The Letters and Politics name actually has a lot of meaning for me. Letters was always there, and it’s still there, even in this new podcast. It’s a complete rip off from the old BBC broadcaster Alistair Cook from PBS. He had this wildly popular five minute audio essay show every day called Letters from America. I remember seeing a PBS documentary about it many years ago, and I just fell in love with it. So the original pilot project name was Letters from Washington.

Diane
And you’re staying with Letters for your SubStack and your podcast, Letters from Mitch.

Mitch
Well, the Substack is just my name. But the podcast is called Letters from Mitch. I am oscillating between that and Story Time with Mitch. Inevitably I want to tell stories, not just stories about me, though they will be personal. I like telling stories too from history. I like being able to tell the story but to also talk about the historical context. I got to do this during fund drives at KPFA.

I did a series on the History of Ancient Democracy. I enjoyed that, but it was a lot of work.

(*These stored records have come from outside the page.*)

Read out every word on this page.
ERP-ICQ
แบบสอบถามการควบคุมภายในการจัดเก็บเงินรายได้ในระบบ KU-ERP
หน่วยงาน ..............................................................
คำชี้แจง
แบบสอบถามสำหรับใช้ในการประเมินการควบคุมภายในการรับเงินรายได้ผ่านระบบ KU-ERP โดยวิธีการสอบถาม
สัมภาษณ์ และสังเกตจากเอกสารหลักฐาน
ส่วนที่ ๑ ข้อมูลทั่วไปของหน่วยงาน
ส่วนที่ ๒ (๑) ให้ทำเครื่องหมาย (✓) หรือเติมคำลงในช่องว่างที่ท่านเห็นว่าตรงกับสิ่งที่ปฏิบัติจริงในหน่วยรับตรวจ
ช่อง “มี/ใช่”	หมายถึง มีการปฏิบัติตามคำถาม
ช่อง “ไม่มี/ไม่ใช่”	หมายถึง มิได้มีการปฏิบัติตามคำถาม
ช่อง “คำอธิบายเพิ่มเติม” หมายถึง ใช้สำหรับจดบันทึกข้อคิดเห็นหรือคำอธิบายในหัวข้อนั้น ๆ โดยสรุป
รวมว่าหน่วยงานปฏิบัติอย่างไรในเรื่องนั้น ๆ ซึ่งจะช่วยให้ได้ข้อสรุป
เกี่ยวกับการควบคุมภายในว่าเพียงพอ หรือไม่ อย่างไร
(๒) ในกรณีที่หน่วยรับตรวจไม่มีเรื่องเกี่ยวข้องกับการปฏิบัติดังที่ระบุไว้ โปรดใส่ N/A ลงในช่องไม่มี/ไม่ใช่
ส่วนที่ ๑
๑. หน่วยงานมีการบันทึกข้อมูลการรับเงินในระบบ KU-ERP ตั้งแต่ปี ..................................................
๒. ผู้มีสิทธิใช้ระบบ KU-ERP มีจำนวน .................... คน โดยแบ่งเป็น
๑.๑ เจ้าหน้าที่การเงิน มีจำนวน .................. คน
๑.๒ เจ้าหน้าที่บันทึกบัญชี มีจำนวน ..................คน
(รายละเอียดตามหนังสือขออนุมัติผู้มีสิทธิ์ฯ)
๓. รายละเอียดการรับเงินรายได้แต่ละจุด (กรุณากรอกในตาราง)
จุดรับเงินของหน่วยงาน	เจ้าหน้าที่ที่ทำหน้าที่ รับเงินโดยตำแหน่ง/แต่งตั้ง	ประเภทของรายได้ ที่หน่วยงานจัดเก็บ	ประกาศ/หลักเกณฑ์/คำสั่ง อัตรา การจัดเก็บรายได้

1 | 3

I spent weeks, if not months, in advance, diving in, learning everything I could. Oftentimes, I would take vacation time just so I could do it. I would travel to places whose stories I wanted to tell, to get this tactile, experiential feel. And I loved it. That’s what I want to do. What I want to do takes more outside work than what you actually end up producing for outward consumption.

Diane
These next steps feel like both a natural extension and expansion of what has been until now your life’s work, a commitment to public media that evolves as the medium evolves.

Mitch
[Earlier,] I painted a very bleak picture about the future of radio, but I don’t want to be so determinative about it. I am a nihilist. The news seems to prove me right every day. My universal view is that one day the sun’s going to expand and blow up, you know.

[But] I don’t think it has to be gloom for radio. I do think, as we enter more and more every day this digital-dominated world, especially now that we’re at a sort of crossroads on the horizon of Artificial Intelligence, that we’re going to see a resurgence in people wanting something human again, something that goes back to that bond that listeners form with somebody that they like on the air because they see them as their friend. That’s what people told me in their notes: ‘We’ve never met, but I always thought of you as my friend’

And I’m kind of wowed by young people today who aren’t impressed with technology and seem to be more concerned about being human again. I have seen some young people who say, ‘Yeah, I want to farm.’ Wow, that’s really interesting to me. Technology is going to be with us, but there’s also going to be this rebellion against it, too, people who want something not digitally created or digitally enhanced or originated from a digital process, but that has a human element to it.

And, of all the mediums out there, radio is the most human of all, especially when it’s live, when it’s just the voice of a person. As a broadcaster, you are trained to think that you’re talking to just one person; and so, I think, if some things break our way, and, if done right, there could be a second wind, another go, another appreciation for radio again. I do think it’s possible. The nihilist in me says that it won’t happen, but I’m trying to regulate myself.

Diane
I think you’ve identified radio’s core strength. There’s an intimacy in the human voice, maybe even greater when there isn’t a visible body, when it is simply a voice talking to you. That’s what you did for listeners with Letters and Politics and why they’ll miss you.